Ready to play — maybe
With Oregon's overall case rates (48th) and death rates (47th) consistently among the best in America, others are convinced that high school sports can indeed return safely.
"We believe that sports can be played safely," said Peter Weber, executive director of the Oregon School Activities Association. "When mitigation procedures and protocols are followed, indications are that sports are not the driving factor for COVID-19."
"Our coaches have all done their due diligence in regards to documentation of the symptom checklist, temperature checks, they're more familiar with sanitation procedures and the kids are going to be masked at all times," said Hillsboro Athletic Director Steve Drake. "We've only had two positive cases amongst our training sessions in recent months, and both stemmed not from the workouts but from home. I feel that as long as we're doing the right things, and the kids are doing the right things at home and being honest with us about their symptom checklist and behaviors, I'm confident we can go ahead and have a safe competitive environment."
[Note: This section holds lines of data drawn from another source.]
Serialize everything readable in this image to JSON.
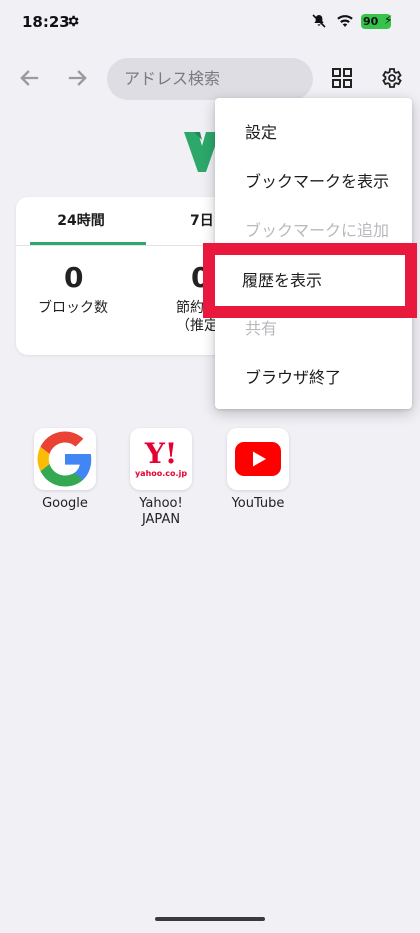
{
  "status_bar": {
    "time": "18:23",
    "battery": "90"
  },
  "toolbar": {
    "address_placeholder": "アドレス検索"
  },
  "stats": {
    "tabs": [
      "24時間",
      "7日"
    ],
    "blocked_value": "0",
    "blocked_label": "ブロック数",
    "saved_value": "0",
    "saved_label": "節約",
    "saved_sub": "（推定"
  },
  "shortcuts": [
    {
      "label": "Google"
    },
    {
      "label": "Yahoo!\nJAPAN",
      "line1": "Yahoo!",
      "line2": "JAPAN",
      "logo_text": "Y!",
      "logo_sub": "yahoo.co.jp"
    },
    {
      "label": "YouTube"
    }
  ],
  "menu": {
    "items": [
      {
        "label": "設定",
        "enabled": true
      },
      {
        "label": "ブックマークを表示",
        "enabled": true
      },
      {
        "label": "ブックマークに追加",
        "enabled": false
      },
      {
        "label": "履歴を表示",
        "enabled": true
      },
      {
        "label": "共有",
        "enabled": false
      },
      {
        "label": "ブラウザ終了",
        "enabled": true
      }
    ]
  },
  "colors": {
    "accent_green": "#2ca86b",
    "highlight_red": "#e8193d",
    "youtube_red": "#ff0000",
    "yahoo_red": "#e60033"
  }
}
"We believe that sports can be played safely," said Chad Waples, Woodburn School District athletic director. "When mitigation procedures and protocols are followed, indications are that sports are not the driving factor for COVID-19."
353 days off
If they're right, Oregon high school sports — at least soccer and cross country — may return to competition for the first time since March 13 of 2020. If games begin on March 1, it will have been 353 days (11 months and 16 days) since the last OSAA-sanctioned competition.
Right now, the 2021 calendar will begin with six weeks of fall-season sports that stretch from March 1 to April 11. That will be followed by six weeks of spring season sports (including baseball, softball, track and field, tennis, golf and lacrosse — a club sport) with competition set for April 12 to May 23. And finally, the school year will end with six weeks of winter season sports (including basketball, swimming and wrestling) with competition set for May 24 to June 26.
Likewise, activities may make their return in coming months, too, with speech, solo music, dance/drill, cheerleading, choir and band/orchestra all scheduled for competition between April 5 to May 30.
Wade Evanson, Ryan Clarke and Paul Danzer also contributed to this story.